As of writing, we now have another heritage site added to the list. The Nuestra Señora dela Asuncion church in Bulakan, Bulacan was recently declared as a national cultural heritage site by the National Museum of the Philippines.
The church was completed in August 1578, a few years ahead another national treasure, the University of Santo Tomas. The declaration identified “the antiquity, architectural beauty and historicity of the church, the patio, the old convent (now Assumpta Academy), and the camposanto (cemetery),” said Joey Meneses Rodrigo, municipal tourism and information officer.
Neo-Mudéjar is a type of Moorish Revival architecture from Madrid, Spain. Jan Jacob Carpio, a researcher of the Institute of Philippine Culture in Ateneo de Manila University, said that the church carries an architectural style similar to the Mudéjar style associated with the Muslim community of the Spanish Iberia. Aside from the church’s Moorish features, the façade also bears the Neo-Romanesque features of churches like the Manila Cathedral and the Santa Lucia church in Ilocos Sur.

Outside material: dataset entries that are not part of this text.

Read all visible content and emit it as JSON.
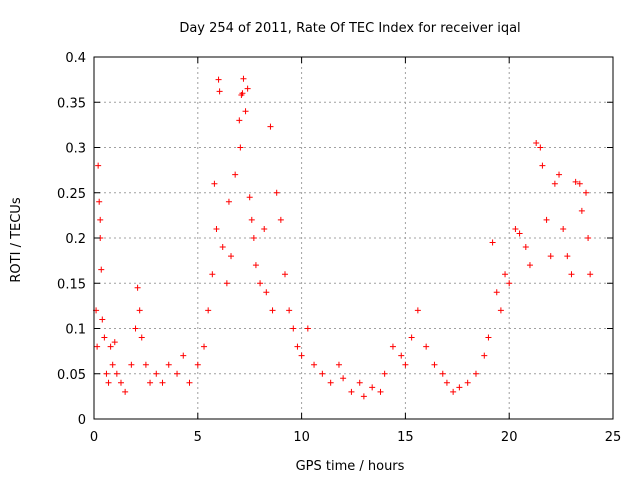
{
  "chart_data": {
    "type": "scatter",
    "title": "Day 254 of 2011, Rate Of TEC Index for receiver iqal",
    "xlabel": "GPS time / hours",
    "ylabel": "ROTI / TECUs",
    "xlim": [
      0,
      25
    ],
    "ylim": [
      0,
      0.4
    ],
    "xticks": [
      0,
      5,
      10,
      15,
      20,
      25
    ],
    "xtick_labels": [
      "0",
      "5",
      "10",
      "15",
      "20",
      "25"
    ],
    "yticks": [
      0,
      0.05,
      0.1,
      0.15,
      0.2,
      0.25,
      0.3,
      0.35,
      0.4
    ],
    "ytick_labels": [
      "0",
      "0.05",
      "0.1",
      "0.15",
      "0.2",
      "0.25",
      "0.3",
      "0.35",
      "0.4"
    ],
    "grid": true,
    "marker": "+",
    "marker_color": "#ff0000",
    "series": [
      {
        "name": "ROTI",
        "points": [
          [
            0.1,
            0.12
          ],
          [
            0.15,
            0.08
          ],
          [
            0.2,
            0.28
          ],
          [
            0.25,
            0.24
          ],
          [
            0.3,
            0.22
          ],
          [
            0.3,
            0.2
          ],
          [
            0.35,
            0.165
          ],
          [
            0.4,
            0.11
          ],
          [
            0.5,
            0.09
          ],
          [
            0.6,
            0.05
          ],
          [
            0.7,
            0.04
          ],
          [
            0.8,
            0.08
          ],
          [
            0.9,
            0.06
          ],
          [
            1.0,
            0.085
          ],
          [
            1.1,
            0.05
          ],
          [
            1.3,
            0.04
          ],
          [
            1.5,
            0.03
          ],
          [
            1.8,
            0.06
          ],
          [
            2.0,
            0.1
          ],
          [
            2.1,
            0.145
          ],
          [
            2.2,
            0.12
          ],
          [
            2.3,
            0.09
          ],
          [
            2.5,
            0.06
          ],
          [
            2.7,
            0.04
          ],
          [
            3.0,
            0.05
          ],
          [
            3.3,
            0.04
          ],
          [
            3.6,
            0.06
          ],
          [
            4.0,
            0.05
          ],
          [
            4.3,
            0.07
          ],
          [
            4.6,
            0.04
          ],
          [
            5.0,
            0.06
          ],
          [
            5.3,
            0.08
          ],
          [
            5.5,
            0.12
          ],
          [
            5.7,
            0.16
          ],
          [
            5.8,
            0.26
          ],
          [
            5.9,
            0.21
          ],
          [
            6.0,
            0.375
          ],
          [
            6.05,
            0.362
          ],
          [
            6.2,
            0.19
          ],
          [
            6.4,
            0.15
          ],
          [
            6.5,
            0.24
          ],
          [
            6.6,
            0.18
          ],
          [
            6.8,
            0.27
          ],
          [
            7.0,
            0.33
          ],
          [
            7.05,
            0.3
          ],
          [
            7.1,
            0.358
          ],
          [
            7.15,
            0.36
          ],
          [
            7.2,
            0.376
          ],
          [
            7.3,
            0.34
          ],
          [
            7.4,
            0.365
          ],
          [
            7.5,
            0.245
          ],
          [
            7.6,
            0.22
          ],
          [
            7.7,
            0.2
          ],
          [
            7.8,
            0.17
          ],
          [
            8.0,
            0.15
          ],
          [
            8.2,
            0.21
          ],
          [
            8.3,
            0.14
          ],
          [
            8.5,
            0.323
          ],
          [
            8.6,
            0.12
          ],
          [
            8.8,
            0.25
          ],
          [
            9.0,
            0.22
          ],
          [
            9.2,
            0.16
          ],
          [
            9.4,
            0.12
          ],
          [
            9.6,
            0.1
          ],
          [
            9.8,
            0.08
          ],
          [
            10.0,
            0.07
          ],
          [
            10.3,
            0.1
          ],
          [
            10.6,
            0.06
          ],
          [
            11.0,
            0.05
          ],
          [
            11.4,
            0.04
          ],
          [
            11.8,
            0.06
          ],
          [
            12.0,
            0.045
          ],
          [
            12.4,
            0.03
          ],
          [
            12.8,
            0.04
          ],
          [
            13.0,
            0.025
          ],
          [
            13.4,
            0.035
          ],
          [
            13.8,
            0.03
          ],
          [
            14.0,
            0.05
          ],
          [
            14.4,
            0.08
          ],
          [
            14.8,
            0.07
          ],
          [
            15.0,
            0.06
          ],
          [
            15.3,
            0.09
          ],
          [
            15.6,
            0.12
          ],
          [
            16.0,
            0.08
          ],
          [
            16.4,
            0.06
          ],
          [
            16.8,
            0.05
          ],
          [
            17.0,
            0.04
          ],
          [
            17.3,
            0.03
          ],
          [
            17.6,
            0.035
          ],
          [
            18.0,
            0.04
          ],
          [
            18.4,
            0.05
          ],
          [
            18.8,
            0.07
          ],
          [
            19.0,
            0.09
          ],
          [
            19.2,
            0.195
          ],
          [
            19.4,
            0.14
          ],
          [
            19.6,
            0.12
          ],
          [
            19.8,
            0.16
          ],
          [
            20.0,
            0.15
          ],
          [
            20.3,
            0.21
          ],
          [
            20.5,
            0.205
          ],
          [
            20.8,
            0.19
          ],
          [
            21.0,
            0.17
          ],
          [
            21.3,
            0.305
          ],
          [
            21.5,
            0.3
          ],
          [
            21.6,
            0.28
          ],
          [
            21.8,
            0.22
          ],
          [
            22.0,
            0.18
          ],
          [
            22.2,
            0.26
          ],
          [
            22.4,
            0.27
          ],
          [
            22.6,
            0.21
          ],
          [
            22.8,
            0.18
          ],
          [
            23.0,
            0.16
          ],
          [
            23.2,
            0.262
          ],
          [
            23.4,
            0.26
          ],
          [
            23.5,
            0.23
          ],
          [
            23.7,
            0.25
          ],
          [
            23.8,
            0.2
          ],
          [
            23.9,
            0.16
          ]
        ]
      }
    ]
  }
}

There’s a marker put up by the National Historical Commission of the Philippines that reads, “It was invaded and destroyed by the British forces in 1762. It was rebuilt in 1812. A watchtower was constructed in 1877. The church was destroyed by the earthquakes… and was rebuilt, incorporating Neo-Byzantine features, from 1884 to 1885.” It’s clear that the church has been through a lot of peaks and valleys for the past 439 years, but with the declaration, it has now become a protected heritage site and an important cultural property.
Another fun fact: Gregorio del Pilar spared Nuestra Señora dela Asuncion in 1899 when Gen. Emilio Aguinaldo ordered him to burn all buildings that could be used by American troops after the Philippine-American war began. Thanks, Goyo. We owe you one.